A chance of guessing a 1 in 1000 number being 1 in 1000 is obviously darn reasonable, and not an issue at all. Another part of the setup which can sometimes be performed incorrectly (especially in Windows based apps using the default RNG functions) is when the app is not seeded properly.
I found this a long time ago when writing a simple dice roller program where my seed value was going through a small algorithm, but about a third of the time the result was the same. This meant that it was likely (1 in 4) that the app would have the same result for the first “random” number. Not sufficiently random at all. My implementation in this case was the problem, which I fixed, but it did get me thinking about how better to do it.
I’m still pondering and reading.
What is true random, what is PRNG (computer algorithms) vs TRNG (a physical phenomenon)?
Random is quite a theoretical and philosophical concept. The Pseudo in P-RNG is really saying that the machine always need a way to get a source number (seed value) and they use computed values and algorithms to do so. TRNG (or True RNG) uses non-machine generated sources for these source numbers, and so are considered True-er. TRNG is better, but PRNG is very efficient, reliable, and often faster to create.
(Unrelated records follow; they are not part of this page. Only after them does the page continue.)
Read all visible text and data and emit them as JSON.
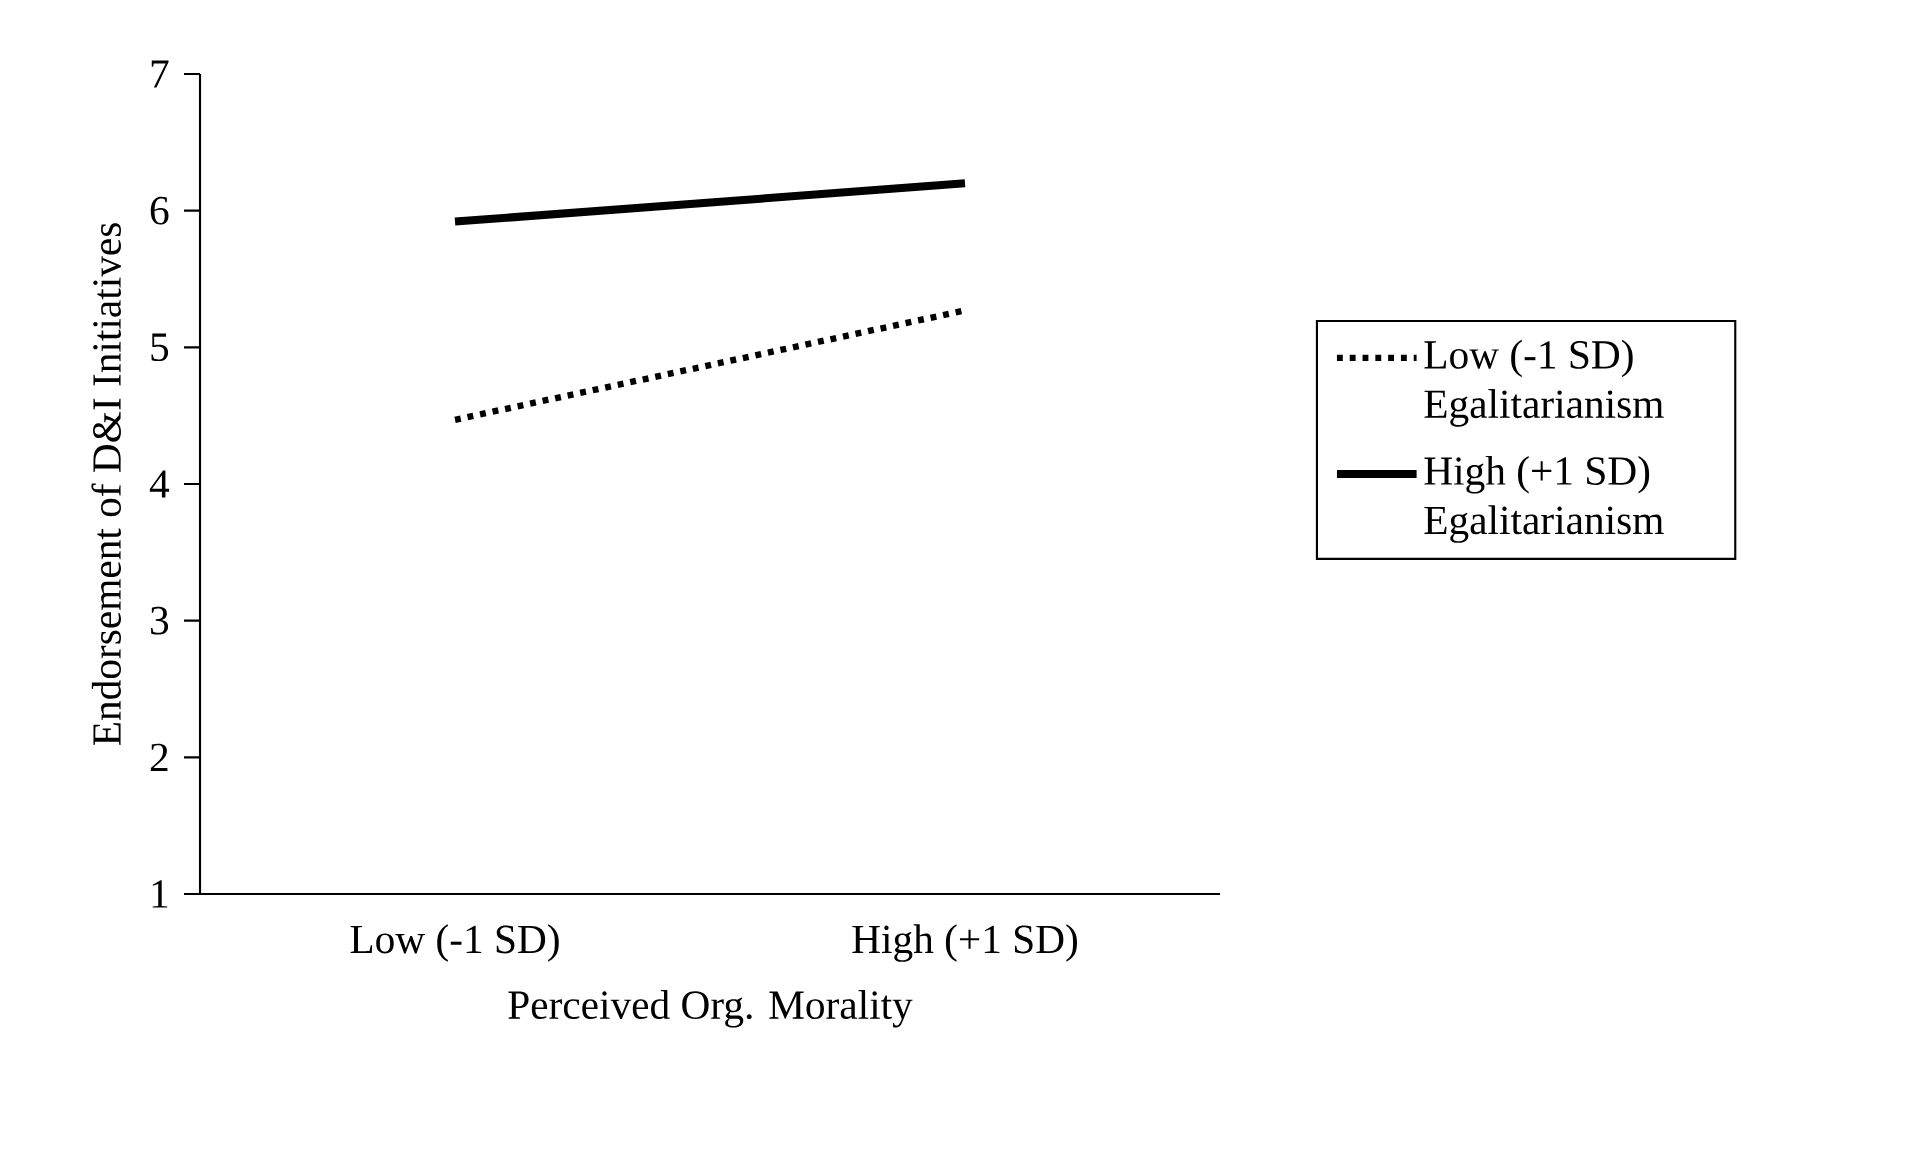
{
  "chart_data": {
    "type": "line",
    "xlabel": "Perceived Org. Morality",
    "ylabel": "Endorsement of D&I Initiatives",
    "categories": [
      "Low (-1 SD)",
      "High (+1 SD)"
    ],
    "series": [
      {
        "name": "Low (-1 SD) Egalitarianism",
        "color": "#000000",
        "line_style": "dotted",
        "values": [
          4.47,
          5.27
        ]
      },
      {
        "name": "High (+1 SD) Egalitarianism",
        "color": "#000000",
        "line_style": "solid",
        "values": [
          5.92,
          6.2
        ]
      }
    ],
    "ylim": [
      1,
      7
    ],
    "yticks": [
      1,
      2,
      3,
      4,
      5,
      6,
      7
    ],
    "legend": "right",
    "marker": "none"
  }
}
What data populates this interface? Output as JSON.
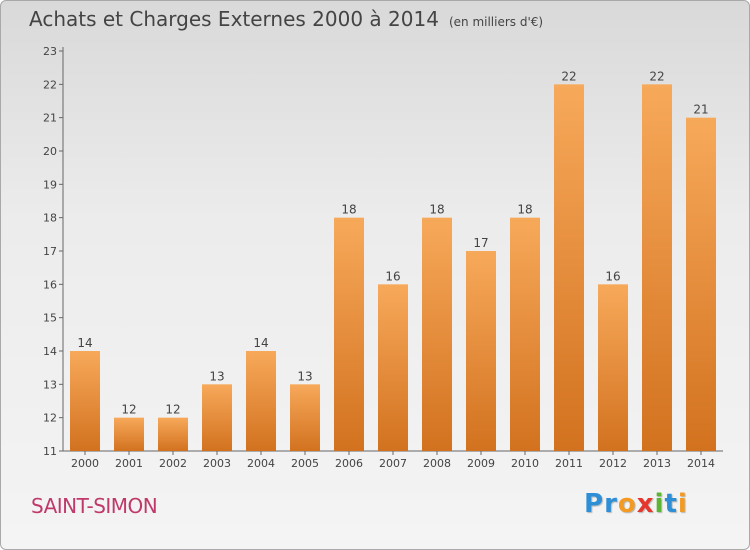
{
  "chart_data": {
    "type": "bar",
    "title": "Achats et Charges Externes 2000 à 2014",
    "unit_label": "(en milliers d'€)",
    "categories": [
      "2000",
      "2001",
      "2002",
      "2003",
      "2004",
      "2005",
      "2006",
      "2007",
      "2008",
      "2009",
      "2010",
      "2011",
      "2012",
      "2013",
      "2014"
    ],
    "values": [
      14,
      12,
      12,
      13,
      14,
      13,
      18,
      16,
      18,
      17,
      18,
      22,
      16,
      22,
      21
    ],
    "ylim": [
      11,
      23
    ],
    "yticks": [
      11,
      12,
      13,
      14,
      15,
      16,
      17,
      18,
      19,
      20,
      21,
      22,
      23
    ],
    "grid": false,
    "bar_color_top": "#f7a95a",
    "bar_color_bottom": "#d2721f"
  },
  "footer": {
    "commune": "SAINT-SIMON",
    "logo_letters": [
      {
        "ch": "P",
        "color": "#2f8fd6"
      },
      {
        "ch": "r",
        "color": "#2f8fd6"
      },
      {
        "ch": "o",
        "color": "#f29a22"
      },
      {
        "ch": "x",
        "color": "#e5372c"
      },
      {
        "ch": "i",
        "color": "#5bb533"
      },
      {
        "ch": "t",
        "color": "#2f8fd6"
      },
      {
        "ch": "i",
        "color": "#f29a22"
      }
    ]
  }
}
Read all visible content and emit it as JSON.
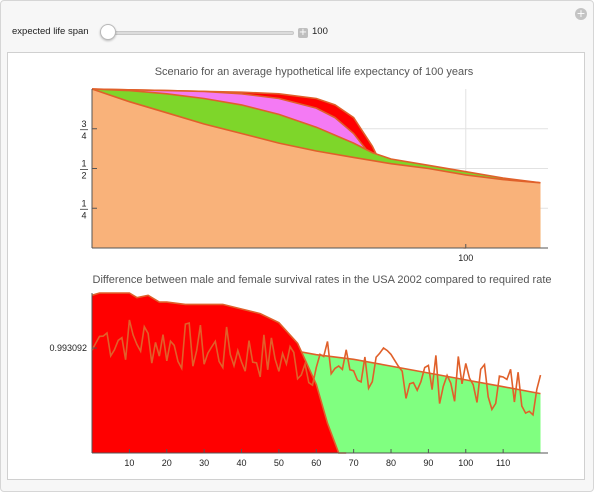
{
  "controls": {
    "slider_label": "expected life span",
    "slider_value": "100",
    "slider_fraction": 0.0,
    "plus_symbol": "+",
    "corner_symbol": "+"
  },
  "chart_data": [
    {
      "type": "area",
      "title": "Scenario for an average hypothetical life expectancy of 100 years",
      "x_range": [
        0,
        122
      ],
      "y_range": [
        0,
        1
      ],
      "yticks": [
        {
          "num": "1",
          "den": "4",
          "value": 0.25
        },
        {
          "num": "1",
          "den": "2",
          "value": 0.5
        },
        {
          "num": "3",
          "den": "4",
          "value": 0.75
        }
      ],
      "xticks": [
        {
          "label": "100",
          "value": 100
        }
      ],
      "grid": true,
      "series": [
        {
          "color": "#f9b27a",
          "x": [
            0,
            10,
            20,
            30,
            40,
            50,
            60,
            70,
            80,
            90,
            100,
            110,
            120
          ],
          "values": [
            1.0,
            0.92,
            0.85,
            0.78,
            0.72,
            0.66,
            0.61,
            0.57,
            0.53,
            0.5,
            0.46,
            0.43,
            0.41
          ]
        },
        {
          "color": "#7ed62a",
          "x": [
            0,
            10,
            20,
            30,
            40,
            50,
            60,
            70,
            75,
            80,
            90,
            100,
            110,
            120
          ],
          "values": [
            1.0,
            0.99,
            0.97,
            0.94,
            0.9,
            0.84,
            0.76,
            0.66,
            0.6,
            0.56,
            0.52,
            0.48,
            0.44,
            0.41
          ]
        },
        {
          "color": "#f47af4",
          "x": [
            0,
            10,
            20,
            30,
            40,
            50,
            60,
            65,
            70,
            75,
            80
          ],
          "values": [
            1.0,
            0.995,
            0.99,
            0.985,
            0.97,
            0.94,
            0.88,
            0.82,
            0.72,
            0.57,
            0.41
          ]
        },
        {
          "color": "#ff0000",
          "x": [
            0,
            10,
            20,
            30,
            40,
            50,
            60,
            65,
            70,
            75,
            80,
            85,
            90,
            95,
            100
          ],
          "values": [
            1.0,
            0.995,
            0.99,
            0.985,
            0.98,
            0.97,
            0.94,
            0.9,
            0.82,
            0.64,
            0.4,
            0.17,
            0.05,
            0.01,
            0.0
          ]
        },
        {
          "color": "#ffff80",
          "x": [
            80,
            90,
            100,
            110,
            120
          ],
          "values": [
            0.4,
            0.4,
            0.42,
            0.42,
            0.41
          ]
        }
      ]
    },
    {
      "type": "area",
      "title": "Difference between male and female survival rates in the USA 2002 compared to required rate",
      "x_range": [
        0,
        122
      ],
      "y_range": [
        0.9885,
        0.9955
      ],
      "yticks": [
        {
          "label": "0.993092",
          "value": 0.993092
        }
      ],
      "xticks": [
        {
          "label": "10",
          "value": 10
        },
        {
          "label": "20",
          "value": 20
        },
        {
          "label": "30",
          "value": 30
        },
        {
          "label": "40",
          "value": 40
        },
        {
          "label": "50",
          "value": 50
        },
        {
          "label": "60",
          "value": 60
        },
        {
          "label": "70",
          "value": 70
        },
        {
          "label": "80",
          "value": 80
        },
        {
          "label": "90",
          "value": 90
        },
        {
          "label": "100",
          "value": 100
        },
        {
          "label": "110",
          "value": 110
        }
      ],
      "grid": false,
      "series": [
        {
          "color": "#80ff80",
          "x": [
            0,
            10,
            20,
            30,
            40,
            50,
            60,
            70,
            80,
            90,
            100,
            110,
            120
          ],
          "values": [
            0.9942,
            0.9939,
            0.9937,
            0.9935,
            0.9933,
            0.9931,
            0.9928,
            0.9926,
            0.9923,
            0.992,
            0.9917,
            0.9914,
            0.9911
          ]
        },
        {
          "color": "#ff0000",
          "x": [
            0,
            2,
            5,
            10,
            12,
            15,
            18,
            20,
            25,
            30,
            35,
            40,
            45,
            50,
            55,
            60,
            63,
            66,
            68
          ],
          "values": [
            0.9954,
            0.9955,
            0.9955,
            0.9955,
            0.9953,
            0.9954,
            0.9951,
            0.9951,
            0.995,
            0.995,
            0.995,
            0.9948,
            0.9946,
            0.9942,
            0.9933,
            0.9915,
            0.9898,
            0.9885,
            0.9885
          ]
        }
      ]
    }
  ]
}
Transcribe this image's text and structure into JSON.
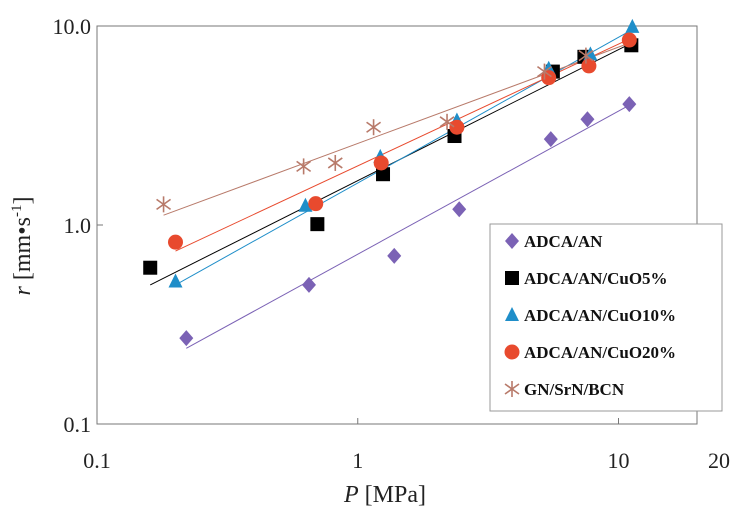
{
  "chart_data": {
    "type": "scatter",
    "x_scale": "log",
    "y_scale": "log",
    "xlim": [
      0.1,
      20
    ],
    "ylim": [
      0.1,
      10
    ],
    "x_ticks": [
      {
        "value": 0.1,
        "label": "0.1"
      },
      {
        "value": 1,
        "label": "1"
      },
      {
        "value": 10,
        "label": "10"
      },
      {
        "value": 20,
        "label": "20"
      }
    ],
    "y_ticks": [
      {
        "value": 0.1,
        "label": "0.1"
      },
      {
        "value": 1,
        "label": "1.0"
      },
      {
        "value": 10,
        "label": "10.0"
      }
    ],
    "xlabel": {
      "var": "P",
      "unit": " [MPa]"
    },
    "ylabel": {
      "var": "r",
      "unit_main": " [mm•s",
      "unit_sup": "-1",
      "unit_end": "]"
    },
    "grid": false,
    "legend_position": "bottom-right",
    "series": [
      {
        "name": "ADCA/AN",
        "marker": "diamond",
        "color": "#7b62b5",
        "x": [
          0.22,
          0.65,
          1.38,
          2.45,
          5.5,
          7.6,
          11.0
        ],
        "y": [
          0.27,
          0.5,
          0.7,
          1.2,
          2.7,
          3.4,
          4.05
        ],
        "fit": {
          "x": [
            0.22,
            11.0
          ],
          "y": [
            0.24,
            4.0
          ]
        }
      },
      {
        "name": "ADCA/AN/CuO5%",
        "marker": "square",
        "color": "#000000",
        "x": [
          0.16,
          0.7,
          1.25,
          2.35,
          5.6,
          7.4,
          11.2
        ],
        "y": [
          0.61,
          1.01,
          1.8,
          2.8,
          5.9,
          7.0,
          8.0
        ],
        "fit": {
          "x": [
            0.16,
            11.2
          ],
          "y": [
            0.5,
            8.2
          ]
        }
      },
      {
        "name": "ADCA/AN/CuO10%",
        "marker": "triangle",
        "color": "#1f8ec9",
        "x": [
          0.2,
          0.63,
          1.22,
          2.4,
          5.4,
          7.8,
          11.3
        ],
        "y": [
          0.52,
          1.25,
          2.2,
          3.35,
          6.1,
          7.2,
          9.9
        ],
        "fit": {
          "x": [
            0.2,
            11.3
          ],
          "y": [
            0.5,
            9.6
          ]
        }
      },
      {
        "name": "ADCA/AN/CuO20%",
        "marker": "circle",
        "color": "#e84a2e",
        "x": [
          0.2,
          0.69,
          1.23,
          2.4,
          5.4,
          7.7,
          11.0
        ],
        "y": [
          0.82,
          1.28,
          2.05,
          3.1,
          5.5,
          6.3,
          8.5
        ],
        "fit": {
          "x": [
            0.2,
            11.0
          ],
          "y": [
            0.74,
            8.6
          ]
        }
      },
      {
        "name": "GN/SrN/BCN",
        "marker": "asterisk",
        "color": "#b87a6a",
        "x": [
          0.18,
          0.62,
          0.82,
          1.15,
          2.2,
          5.2,
          7.5
        ],
        "y": [
          1.27,
          1.97,
          2.05,
          3.1,
          3.3,
          5.9,
          7.1
        ],
        "fit": {
          "x": [
            0.18,
            11.0
          ],
          "y": [
            1.12,
            8.2
          ]
        }
      }
    ]
  }
}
In highly complex systems the TRNG vs PRNG numbers could yield very very similar results.
Random.org has a summary worth reading if you’re curious. I found much of the site to be darn complex and heavy reading, but also very fun. Their service gives TRNG numbers from atmospheric noise. That alone is funky.
Yes, yes, incorrect and nice blather Andrew, but where are the web comics?
Straight from the powerful and godlike comments in SlashDot, here are a few most trustworthy and darn sly web-comics about random from Dilbert and XKCD.
I’m sure you follow their gist, fair point well made; although plainly ridiculous. I really like them.
I hope you enjoyed this post at least 1/8th as much as I did thinking about it.
* How random/entropic was (probably) the key point of discussion, and segwayed into how rambunctious Linus’s response to the feedback was when he refused to default the system to exclude the pRNGs that were deemed by some to be not good enough.